Walter Thiel has now published a QM/MM analysis of the reaction mechanism of acetylene hydratase (previously studied by Fahmi Himo using increasingly large QM-only models). Inclusion of the surrounding protein dramatically changed the results for the largest model studied by Himo, due to the absence (in the "cluster model") of two negatively charged phosphate groups adjacent to the active site. Although these charges are quite "shielded" from the active site because of neighbouring positively-charged amino acids, they originate local charge assymmetries that interact differently with the active site during each step of the catalytic cycle. This effect is quite similar to the major influence of the internal protein dipoles on enzyme catalysis expounded by Arieh Warshel, and should be kept in mind by all of us who tend to prefer the QM-only approach: a polarizable-continuum model assumes a homogeneous environment surrounding the QM system, and in proteins "it ain't necessarily so".

Tuesday, November 29, 2011

An interesting hypothesis on the selection of glucose as major fuel source in neurons

Earlier this year, I wondered why neurons preferentially use glucose as fuel.

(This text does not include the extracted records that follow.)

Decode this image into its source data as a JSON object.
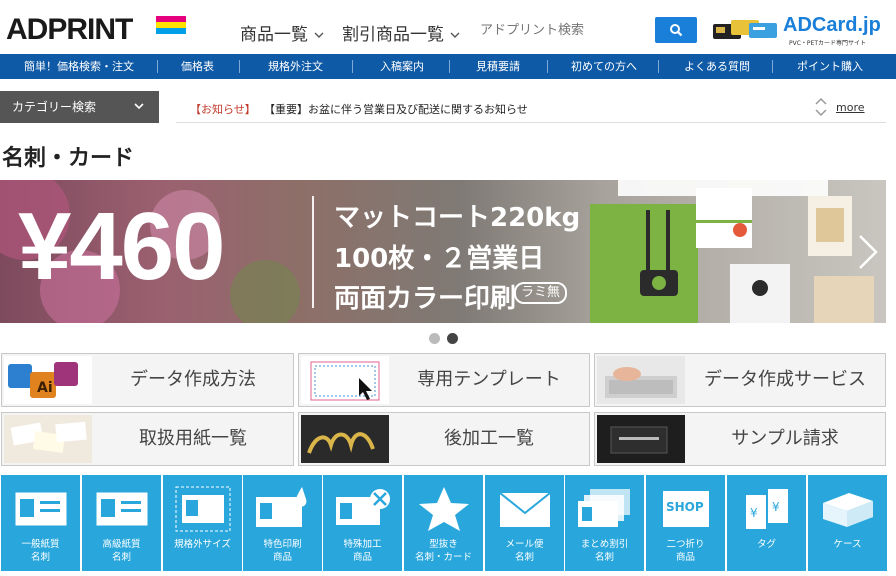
{
  "header": {
    "logo_text": "ADPRINT",
    "nav": [
      {
        "label": "商品一覧"
      },
      {
        "label": "割引商品一覧"
      }
    ],
    "search_placeholder": "アドプリント検索",
    "adcard_title": "ADCard.jp",
    "adcard_sub": "PVC・PETカード専門サイト",
    "logo_colors": [
      "#e6007e",
      "#ffe100",
      "#00a0e9"
    ]
  },
  "bluebar": {
    "items": [
      "簡単！価格検索・注文",
      "価格表",
      "規格外注文",
      "入稿案内",
      "見積要請",
      "初めての方へ",
      "よくある質問",
      "ポイント購入"
    ]
  },
  "category_search": "カテゴリー検索",
  "news": {
    "label": "【お知らせ】",
    "text": "【重要】お盆に伴う営業日及び配送に関するお知らせ",
    "more": "more"
  },
  "page_title": "名刺・カード",
  "banner": {
    "price": "¥460",
    "line1": "マットコート220kg",
    "line2": "100枚・２営業日",
    "line3": "両面カラー印刷",
    "badge": "ラミ無",
    "slide_count": 2,
    "active_slide": 2
  },
  "tiles": [
    {
      "label": "データ作成方法"
    },
    {
      "label": "専用テンプレート"
    },
    {
      "label": "データ作成サービス"
    },
    {
      "label": "取扱用紙一覧"
    },
    {
      "label": "後加工一覧"
    },
    {
      "label": "サンプル請求"
    }
  ],
  "categories": [
    {
      "label": "一般紙質\n名刺",
      "icon": "card-icon"
    },
    {
      "label": "高級紙質\n名刺",
      "icon": "card-icon"
    },
    {
      "label": "規格外サイズ",
      "icon": "card-crop-icon"
    },
    {
      "label": "特色印刷\n商品",
      "icon": "card-drop-icon"
    },
    {
      "label": "特殊加工\n商品",
      "icon": "card-tools-icon"
    },
    {
      "label": "型抜き\n名刺・カード",
      "icon": "star-icon"
    },
    {
      "label": "メール便\n名刺",
      "icon": "envelope-icon"
    },
    {
      "label": "まとめ割引\n名刺",
      "icon": "card-stack-icon"
    },
    {
      "label": "二つ折り\n商品",
      "icon": "shop-card-icon"
    },
    {
      "label": "タグ",
      "icon": "tag-icon"
    },
    {
      "label": "ケース",
      "icon": "box-icon"
    }
  ],
  "colors": {
    "brand_blue": "#0e5aa6",
    "accent_blue": "#1a7fd8",
    "category_blue": "#29a7dc",
    "notice_red": "#c0392b"
  }
}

I have now found an interesting paper by Dave Speijer regarding this problem. He proposes the following reasoning to explain this observation:
  • reactive oxygen species are generated in large amounts by NADH dehydrogenase (complex I) when the amount of oxidized ubiquinone is limited
  • generation of large amounts of FADH2 increases the rate of reduction of ubiquinone, and therefore increases indirectly the amount of harmful radical species generated by NADH dehydrogenase
  • glucose oxidation generates a much smaller amount of FADH2 than fatty-acid oxidation. Therefore:


  • Especially vulnerable cells may be expected to have evolved a preference for glucose.

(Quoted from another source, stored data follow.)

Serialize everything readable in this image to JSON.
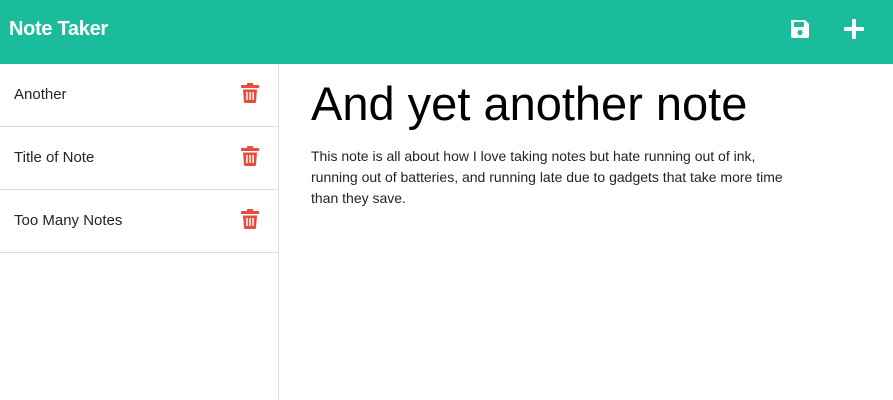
{
  "navbar": {
    "brand": "Note Taker",
    "save_icon": "floppy-disk-icon",
    "new_icon": "plus-icon",
    "bg_color": "#1abc9c"
  },
  "sidebar": {
    "notes": [
      {
        "title": "Another",
        "delete_icon": "trash-icon"
      },
      {
        "title": "Title of Note",
        "delete_icon": "trash-icon"
      },
      {
        "title": "Too Many Notes",
        "delete_icon": "trash-icon"
      }
    ],
    "delete_color": "#e74c3c"
  },
  "main": {
    "title": "And yet another note",
    "body": "This note is all about how I love taking notes but hate running out of ink, running out of batteries, and running late due to gadgets that take more time than they save."
  }
}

    Incidentally, neurons do seem to lack large amounts of one of the enzymes involved in fatty acid oxidation: thiolase.

  • The limits of homology modeling

    The computational prediction of three-dimensional structures of protein sequences may be performed using a wide variety of techniques, such as homology modeling or threading. In threading, the correct fold is searched for by evaluating the energy of the intended sequence when it is "forced" to adopt each of the known folding patterns. In homology modeling, one looks for a high-similarity protein sequence with experimentally-determined 3D structure, and mutates it in silico until the desired sequence is obtained. Many different programs and web-servers are now available for these tasks, differing among themselves in the forcefields used, alignment algorithms, etc. Performance is usually quite good when templates with similarity >40% are used.

    Recently, two small proteins with very high homology (>95%) but widely differing structure have been designed and studied. Starting from a pair of proteins with < 20 % identity and different 3D structures, the authors gradually mutated one sequence into the other, and ended up generating two sequences differing only in one amino acid, but with different folds. Attempts to unravel the precise mechanisms governing the selection of one fold over the other have however been inconclusive, because current molecular dynamics protocols and force fields are not accurate enough to measure the small energy differences involved.